Plasma testosterone levels increased significantly. T4 levels did
not change. For the hormones whose analysis was based on pooled
samples, leptin levels appeared to decrease while ghrelin appeared
to increase. TSH did not change.
What
does it mean? Very little can be concluded about endocrine
disruption from these experiments. The deaths of treated animals
at these exposure levels indicate that wild mice of this species
are more sensitive to BPA than lab rats, for which comparable exposures
would not lead to mortality.
This
is the first report (contact
me if I am incorrect) of any study examining disruption of either
leptin or ghrelin hormone systems. The results are consistent with
an impact, but because of the statistical analysis nothing can be
concluded. That is unfortunate, because research into factors
disrupting weight homeostasis are greatly needed.
The
world is experiencing a global epidemic of obesity. Hormonal control
of weight homeostasis is a complex process involving a series of
hormonal systems. Indications like this that some of these systems
may be vulnerable to disruption should be pursued vigorously, particularly
on health issues of such global import.
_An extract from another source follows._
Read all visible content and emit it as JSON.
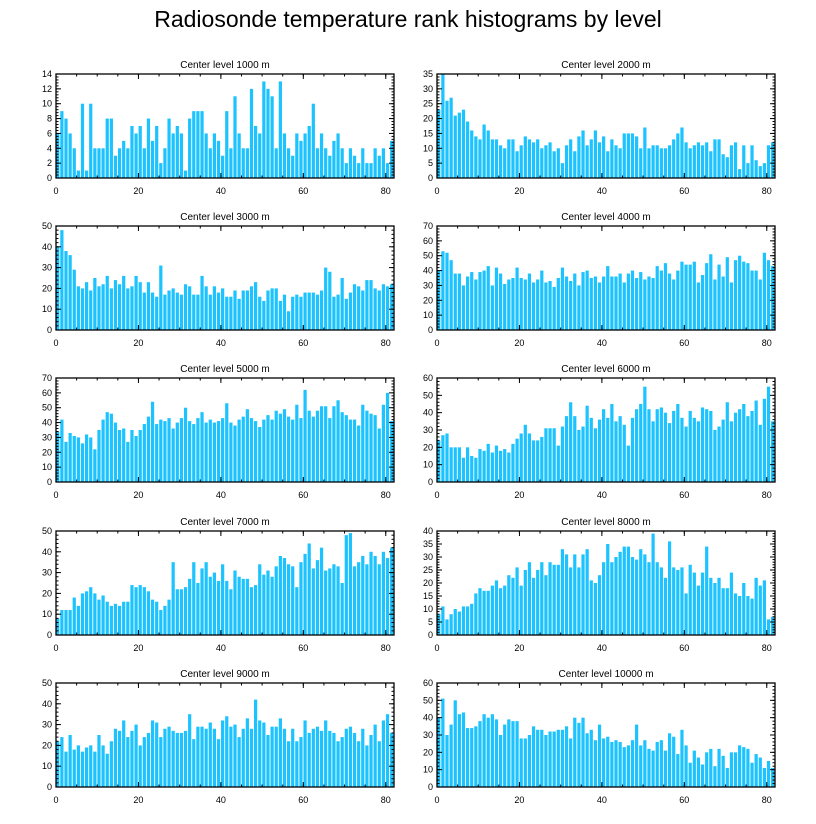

One of the recurring lessons
of research into endocrine disruption is that virtually
all chemically-mediated signaling systems are vulnerable.
Ghrelin
and leptin are two of the hormone systems important to weight homeostasis:
secreted by the stomach, ghrelin increases food intake and decreases
fat breakdown (lipolysis). Leptin is produced by fat cells. Normally
more fat leads to more leptin, which then represses appetite and
increases basal metabolic rate. The direction of BPA's impact on
these two systems (leptin down, ghrelin up) suggested by Nieminen
et al.'s work is thus consistent with a pattern that would
lead to weight gain. Their experiments ran only a short time, however.
It
would make more sense for the initial entry into this research field
to focus on in utero exposures at low levels, not high
level exposures of adults. Howdeshell's
work, for example, on changes in the rate of sexual development
following in utero exposure to BPA were conducted at exposure
levels 1000-times lower; and indeed she found a significant effect
of in utero exposure on pubertal weight: exposed animals
were significantly heavier. That study did not examine either ghrelin
or leptin levels; indeed ghrelin had not even been discovered.